I then went to mend the chicken house door which I had temporarily propped up yesterday.  I am not terribly good at practical things so probably was unwise to attempt it.  I tried putting a nail in my mouth while retrieving the hammer which had fallen in the stinging nettles, a method I have often seen Carl successfully adopt, but nearly swallowed the nail when Georgina barged into me.  In my panic my fingernail slipped down in between the door and the hinge and got stuck.  This bit will not make sense to you unless you know that I have fairly long fingernails.  They do break but not that often.  People often think they are fake but they are not.  How they imagine I would have the time or the inclination to stick false nails on I don’t know.  I don’t particularly look after them, never have manicures and don’t try to grow them - they just do.  Sometimes people ask me how I manage to type with them, or do anything for that matter, but I am so used to them they are just like extra long fingers and they can be quite useful for prising dirt out of alpaca feet and things like that.  The only thing that is tricky is looking at an alpaca’s bite. They are very strong nails and grow quick so where most people might have found their nail handily snapped when it got stuck between a hinge and a door mine didn’t, it just stuck and I couldn’t wiggle it back out for some reason.  I had visions of sitting there till dusk, gnawing it off but as I sat down to consider the position the door fell off and I was released!

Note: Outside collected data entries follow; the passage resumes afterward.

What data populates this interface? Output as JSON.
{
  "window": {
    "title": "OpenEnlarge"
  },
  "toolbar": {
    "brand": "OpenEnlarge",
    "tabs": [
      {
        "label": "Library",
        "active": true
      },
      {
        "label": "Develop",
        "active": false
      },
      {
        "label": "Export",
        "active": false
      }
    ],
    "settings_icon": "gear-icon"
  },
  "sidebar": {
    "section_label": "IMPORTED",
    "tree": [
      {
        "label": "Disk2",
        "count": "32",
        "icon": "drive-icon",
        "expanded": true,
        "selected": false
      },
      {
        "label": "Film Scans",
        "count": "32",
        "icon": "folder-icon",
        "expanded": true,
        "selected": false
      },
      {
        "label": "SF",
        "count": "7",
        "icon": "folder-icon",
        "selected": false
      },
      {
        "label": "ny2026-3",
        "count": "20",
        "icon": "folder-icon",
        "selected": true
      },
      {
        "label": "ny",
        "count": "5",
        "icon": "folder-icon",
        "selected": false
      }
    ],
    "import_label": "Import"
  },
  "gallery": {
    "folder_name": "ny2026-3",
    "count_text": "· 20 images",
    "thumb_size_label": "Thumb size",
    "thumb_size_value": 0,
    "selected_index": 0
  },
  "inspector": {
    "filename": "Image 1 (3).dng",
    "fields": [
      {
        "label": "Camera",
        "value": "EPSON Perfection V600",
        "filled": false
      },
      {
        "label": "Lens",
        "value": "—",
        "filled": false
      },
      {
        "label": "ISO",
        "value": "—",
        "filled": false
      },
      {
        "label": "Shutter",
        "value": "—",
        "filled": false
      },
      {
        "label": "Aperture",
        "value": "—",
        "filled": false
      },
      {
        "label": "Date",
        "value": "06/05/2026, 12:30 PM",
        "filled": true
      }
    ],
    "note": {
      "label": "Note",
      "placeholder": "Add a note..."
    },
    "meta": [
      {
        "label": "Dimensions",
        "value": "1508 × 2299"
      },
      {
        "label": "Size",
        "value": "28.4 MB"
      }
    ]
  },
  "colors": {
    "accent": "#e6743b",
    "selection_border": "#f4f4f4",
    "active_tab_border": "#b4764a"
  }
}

When I arrived back at the house Carl had got home and was capering around the hall in the act of removing his trousers.  This was a fairly worrying sight until I realised he was trying to get rid of a spider which had found its way into his pants!  The day went a little down hill for him as we then had a hedging incident.  For almost a year now he had been particularly nurturing four hedge plants he put in on one side of the bottom run to fill a gap in the hedge.  He has been diligently strimming round them, talking to them in a Prince Charles sort of way, watering them regularly and generally checking up on them every time he walks past.  The girls and the cria came down for their supper and then I opened the gate so they could amble back at their leisure.  I failed to notice Flamenco climbing the bank and remaining there where she slowly munched her way through every one of them.  I tried to tell Carl Autumn had arrived  early but he just walked off dejectedly with the dog, carrying a spade!